Research on college students’ attitudes towards suicide is very limited. The current study was limited to first year college students, as the research available highlighted that the rates of suicide tended to spike more significantly during the transition period from high school to college. The present study examined the attitudes of first year college students toward suicide based on the eight clinical scales of the Suicide Opinion Questionnaire. The Suicide Opinion Questionnaire (SOQ) is a 100-item survey that was developed to evaluate attitudes toward suicide. There were 70 respondents who took part in the survey, aged from 18 to 20 years old. The two most consistent and therefore reliable scales provided the lowest agreement scores indicating that the respondents tend to disagree with Scale 3. Right to death items and Scale 4. Importance of religion.

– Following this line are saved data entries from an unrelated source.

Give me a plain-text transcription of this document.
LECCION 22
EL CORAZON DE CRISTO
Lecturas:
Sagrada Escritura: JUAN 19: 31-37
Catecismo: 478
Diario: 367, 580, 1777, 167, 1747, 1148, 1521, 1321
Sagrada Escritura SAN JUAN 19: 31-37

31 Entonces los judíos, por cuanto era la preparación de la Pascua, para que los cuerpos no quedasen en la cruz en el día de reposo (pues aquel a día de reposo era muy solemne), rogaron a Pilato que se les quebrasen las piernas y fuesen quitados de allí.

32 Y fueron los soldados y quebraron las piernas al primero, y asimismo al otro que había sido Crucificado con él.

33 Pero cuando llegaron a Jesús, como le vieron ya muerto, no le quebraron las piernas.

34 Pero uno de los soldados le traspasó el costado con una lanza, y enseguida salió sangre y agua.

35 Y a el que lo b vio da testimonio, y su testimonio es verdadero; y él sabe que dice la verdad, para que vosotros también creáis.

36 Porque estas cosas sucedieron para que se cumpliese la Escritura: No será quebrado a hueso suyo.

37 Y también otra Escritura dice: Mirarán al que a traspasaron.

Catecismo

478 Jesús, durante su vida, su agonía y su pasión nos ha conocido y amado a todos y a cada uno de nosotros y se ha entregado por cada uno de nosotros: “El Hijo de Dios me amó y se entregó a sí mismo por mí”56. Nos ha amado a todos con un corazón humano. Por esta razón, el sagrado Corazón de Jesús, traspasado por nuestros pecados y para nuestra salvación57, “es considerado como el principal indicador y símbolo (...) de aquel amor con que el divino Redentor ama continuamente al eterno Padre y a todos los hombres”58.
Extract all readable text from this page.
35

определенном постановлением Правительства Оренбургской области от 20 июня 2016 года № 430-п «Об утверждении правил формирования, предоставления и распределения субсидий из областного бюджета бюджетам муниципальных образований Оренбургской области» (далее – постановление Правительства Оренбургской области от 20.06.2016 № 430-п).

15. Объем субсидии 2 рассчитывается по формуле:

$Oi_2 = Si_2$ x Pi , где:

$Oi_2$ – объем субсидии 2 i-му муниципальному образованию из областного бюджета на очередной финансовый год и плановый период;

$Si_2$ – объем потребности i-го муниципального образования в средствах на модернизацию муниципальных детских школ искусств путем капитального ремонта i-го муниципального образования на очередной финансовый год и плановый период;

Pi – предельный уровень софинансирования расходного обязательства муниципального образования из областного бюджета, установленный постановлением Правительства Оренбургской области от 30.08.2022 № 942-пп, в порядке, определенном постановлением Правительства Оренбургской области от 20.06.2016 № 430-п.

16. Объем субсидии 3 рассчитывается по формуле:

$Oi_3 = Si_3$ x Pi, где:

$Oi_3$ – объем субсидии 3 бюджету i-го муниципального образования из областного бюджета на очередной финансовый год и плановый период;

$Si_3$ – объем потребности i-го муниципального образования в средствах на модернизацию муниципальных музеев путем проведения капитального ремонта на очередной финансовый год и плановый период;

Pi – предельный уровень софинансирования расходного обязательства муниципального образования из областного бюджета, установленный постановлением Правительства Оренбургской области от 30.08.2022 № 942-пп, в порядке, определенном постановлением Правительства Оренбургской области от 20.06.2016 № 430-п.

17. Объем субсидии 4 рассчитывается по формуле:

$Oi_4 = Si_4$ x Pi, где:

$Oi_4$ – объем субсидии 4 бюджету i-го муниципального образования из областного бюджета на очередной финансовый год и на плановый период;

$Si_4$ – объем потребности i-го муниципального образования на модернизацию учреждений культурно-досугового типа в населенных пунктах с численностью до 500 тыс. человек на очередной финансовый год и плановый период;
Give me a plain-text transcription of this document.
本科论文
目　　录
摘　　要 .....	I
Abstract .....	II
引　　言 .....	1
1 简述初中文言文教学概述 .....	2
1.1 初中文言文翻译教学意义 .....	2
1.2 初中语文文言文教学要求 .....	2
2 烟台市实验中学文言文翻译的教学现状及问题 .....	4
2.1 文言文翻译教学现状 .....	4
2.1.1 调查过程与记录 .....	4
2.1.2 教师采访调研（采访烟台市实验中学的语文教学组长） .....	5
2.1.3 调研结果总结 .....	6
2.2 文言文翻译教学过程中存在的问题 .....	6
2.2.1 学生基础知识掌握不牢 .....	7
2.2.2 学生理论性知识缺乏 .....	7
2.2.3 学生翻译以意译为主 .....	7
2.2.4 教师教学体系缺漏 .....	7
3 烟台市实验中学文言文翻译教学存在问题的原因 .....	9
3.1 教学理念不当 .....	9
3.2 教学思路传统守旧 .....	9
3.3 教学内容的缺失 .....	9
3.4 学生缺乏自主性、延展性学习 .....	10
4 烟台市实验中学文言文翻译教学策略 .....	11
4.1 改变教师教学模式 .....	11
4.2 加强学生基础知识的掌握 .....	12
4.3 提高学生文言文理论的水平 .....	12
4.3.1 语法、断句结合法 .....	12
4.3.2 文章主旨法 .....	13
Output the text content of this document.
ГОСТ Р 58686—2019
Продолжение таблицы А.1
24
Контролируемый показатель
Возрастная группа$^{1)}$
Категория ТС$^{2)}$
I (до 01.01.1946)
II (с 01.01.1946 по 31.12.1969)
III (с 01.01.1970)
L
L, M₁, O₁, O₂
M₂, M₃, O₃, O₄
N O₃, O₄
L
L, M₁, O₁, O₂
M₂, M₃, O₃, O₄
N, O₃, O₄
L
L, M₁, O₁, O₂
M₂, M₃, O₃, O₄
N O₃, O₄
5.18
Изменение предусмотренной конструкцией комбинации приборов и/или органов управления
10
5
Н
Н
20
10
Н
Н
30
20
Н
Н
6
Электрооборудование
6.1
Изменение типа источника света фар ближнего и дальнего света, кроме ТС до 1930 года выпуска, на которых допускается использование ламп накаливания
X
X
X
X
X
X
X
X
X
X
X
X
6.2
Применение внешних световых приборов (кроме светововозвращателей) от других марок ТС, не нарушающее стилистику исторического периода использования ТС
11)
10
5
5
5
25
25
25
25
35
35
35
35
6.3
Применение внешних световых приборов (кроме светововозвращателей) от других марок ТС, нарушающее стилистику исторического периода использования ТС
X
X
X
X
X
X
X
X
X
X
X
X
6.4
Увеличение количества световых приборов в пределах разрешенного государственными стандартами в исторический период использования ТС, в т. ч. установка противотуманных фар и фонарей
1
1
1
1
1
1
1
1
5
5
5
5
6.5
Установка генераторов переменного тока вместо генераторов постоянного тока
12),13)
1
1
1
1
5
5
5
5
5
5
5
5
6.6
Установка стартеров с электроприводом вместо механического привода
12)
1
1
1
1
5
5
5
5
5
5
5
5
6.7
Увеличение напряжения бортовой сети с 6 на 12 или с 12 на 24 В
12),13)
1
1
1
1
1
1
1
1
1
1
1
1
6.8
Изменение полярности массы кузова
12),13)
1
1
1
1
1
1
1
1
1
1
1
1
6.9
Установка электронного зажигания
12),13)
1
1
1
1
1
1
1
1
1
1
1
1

This means that first year college students who took part in the survey do not think that people have the right to die, that religion can play an important role in suicide, and lack of religiosity can cause higher incidence of suicide. To add more details to the analysis a per item frequencies analysis was run to indicate the statements that received the highest and lowest support among the respondents. An overview of most agreed and disagreed statements of the SOQ-C showed that the students first of all speak of importance of therapy and help to those who had a suicide attempt, because they tend to consider a suicide as “a cry for help.”